Avicenna (ca. AD 980–1037) was a Persian polymath — he was most renowned as a physician and as a philosopher, but his roughly 240 surviving works (out of what was once a total of approximately 450) also cover such topics as astronomy, alchemy, geography and geology, psychology, Islamic theology, mathematics, and physics, as well as logic and original poetry — is generally regarded as one of the most significant thinkers and writers of the Islamic “Golden Age.”  

 

His most famous works are The Book of Healing (Kitāb al-Shifā’), a philosophical and scientific encyclopedia, and The Canon of Medicine (Al-Qanun fī al-Tibb), a medical encyclopedia that, in Latin translation, became a standard medical text at many medieval universities in the West and remained in use as an authority as late as the middle of the seventeenth century.  Some have labeled him, accordingly, the father of early modern medicine.

 

Here is the online note that provides a background for the specific book in question:

 

Avicenna, the most influential of Islamic philosophers, produced The Healing as his magnum opus on his religious and political philosophy. Now translated by Michael Marmura, The Metaphysics is the climactic conclusion to this towering work. Through Marmura’s skill as a translator and his extensive annotations, Avicenna’s touchstone of Islamic philosophy is more accessible than ever before.

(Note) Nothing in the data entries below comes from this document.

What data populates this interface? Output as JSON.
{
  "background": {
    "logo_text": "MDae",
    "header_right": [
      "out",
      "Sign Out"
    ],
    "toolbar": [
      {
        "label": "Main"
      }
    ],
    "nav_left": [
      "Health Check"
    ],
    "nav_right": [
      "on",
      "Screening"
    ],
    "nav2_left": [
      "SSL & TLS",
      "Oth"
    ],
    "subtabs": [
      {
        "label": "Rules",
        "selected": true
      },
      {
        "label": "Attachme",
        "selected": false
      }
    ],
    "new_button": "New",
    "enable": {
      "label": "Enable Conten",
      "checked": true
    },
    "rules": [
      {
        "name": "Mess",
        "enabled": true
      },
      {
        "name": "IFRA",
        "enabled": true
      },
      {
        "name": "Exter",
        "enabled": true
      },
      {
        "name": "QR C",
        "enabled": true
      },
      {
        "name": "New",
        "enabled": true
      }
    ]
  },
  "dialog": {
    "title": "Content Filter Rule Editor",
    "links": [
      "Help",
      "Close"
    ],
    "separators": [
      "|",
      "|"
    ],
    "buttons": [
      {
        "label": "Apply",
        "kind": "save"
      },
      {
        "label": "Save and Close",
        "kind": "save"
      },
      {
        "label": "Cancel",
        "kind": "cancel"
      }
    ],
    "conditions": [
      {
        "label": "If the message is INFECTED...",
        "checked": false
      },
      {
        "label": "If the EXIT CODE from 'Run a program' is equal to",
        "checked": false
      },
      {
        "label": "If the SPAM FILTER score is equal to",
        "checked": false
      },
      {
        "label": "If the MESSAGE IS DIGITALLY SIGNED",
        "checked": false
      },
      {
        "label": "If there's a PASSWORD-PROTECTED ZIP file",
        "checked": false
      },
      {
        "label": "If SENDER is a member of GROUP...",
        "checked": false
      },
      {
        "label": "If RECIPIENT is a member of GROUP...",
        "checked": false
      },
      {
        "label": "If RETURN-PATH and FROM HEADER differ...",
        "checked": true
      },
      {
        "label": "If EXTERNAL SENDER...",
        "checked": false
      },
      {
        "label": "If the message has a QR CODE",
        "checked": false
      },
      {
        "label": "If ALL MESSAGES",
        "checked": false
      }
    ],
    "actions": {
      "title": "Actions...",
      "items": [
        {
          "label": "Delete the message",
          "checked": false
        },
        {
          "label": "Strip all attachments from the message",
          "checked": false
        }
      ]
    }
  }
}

In The Metaphysics, Avicenna examines the idea of existence, and his investigation into the cause of all things leads him to a meditation on the nature of God. From this discussion, Avicenna develops a theory of divine causation that synthesizes Neoplatonic, Aristotelian, and Islamic ideas. Within this emanative scheme, Avicenna establishes some of the basic ideas of his religious and political philosophy, as he discusses the divine attributes, divine providence, the hereafter, and the ideal “virtuous” city with its philosopher-prophet as the human link between the terrestrial and heavenly realms. With this edition, The Metaphysics can now be better seen as one of the most masterful works of classical Islamic philosophy.